Monday, January 14, 2008

St Stephen the Great

I have been a sporadic customer of SPCK over the past ten years, so it registered slightly on my consciousness when my daughter informed me that their shops were to close. I soon forgot about that and it was only recently that I really noticed that the shops seemed to be stocking many more icons than they have done in the past. Now, I LOVE icons (I know that that is a phrase that irks the Orthodox believer, but I do). I love their still prayerfulness, their link to eternity, their history and their beauty. I have an icon of Christ the Teacher on my desk that has stood there since the birth of my third daughter ten years ago, the contemplation of which I am firmly convinced prevented a descent into pretty severe post-natal depression. The feeling of peace that it imparts is beyond price. I still go into the local SPCK shop fairly regularly, especially around Christmas, and felt vaguely cheered by their campaign to save and restore redundant churches. However the number of icons in the shop now seem to overwhelm the rest of the displays and I noted a large number of Eastern Rite prayer books prominently displayed. Somewhat intrigued by this turn towards the eastern tradition, I did an internet search and hit upon a video that describes the mission statement of the Trust of St Stephen the Great , who have taken over SPCK's shops in the UK.
All very laudable - saving Britain's Christian heritage etc. by reconverting derelict places of worship into Orthodox churches.
But hold on a minute.....since when was Orthodoxy part of the religious heritage of Britain? Does it not make more sense to revitalise the Catholic or Anglican communities? Surely there are more Western Rite Christians who might appreciate seeing a renewed church in their area? Who are the target congregations? Does St Stephen the Great advocate conversion to Orthodoxy?
The clue is in the name: St Stephen the Great fought against Islam, and when he was triumphant in battle he established a church at the site of his victory, on Muslim land. It is less surprising, then, that one of the rejuvenated churches funded by this charitable organisation is no great distance away from the second largest mosque in Britain; in Bradford, which has a population of 16,000 Muslims. Get it?
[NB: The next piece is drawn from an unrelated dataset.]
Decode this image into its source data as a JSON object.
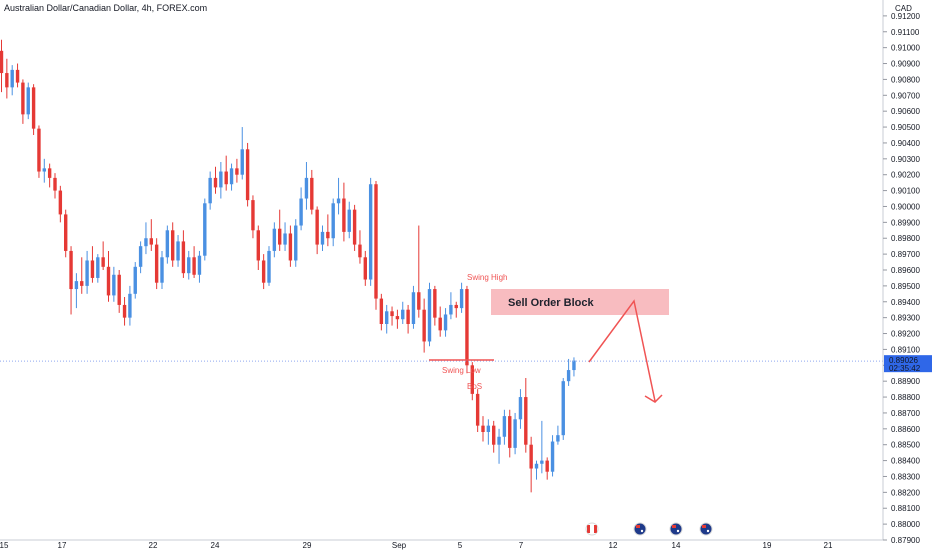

That Britain is becoming an inceasingly secular and morally floundering country is beyond doubt and any increase in moral and spiritual direction is to be welcomed wholeheartedly, but I am extremely dubious whether this neo-crusader mentality is either helpful or healthy. The leaders of this country's religions must work harder at establishing inter-faith dialogue in order to halt the descent into multi-cultural isolationism and insidious recruitment to mutually hostile cells.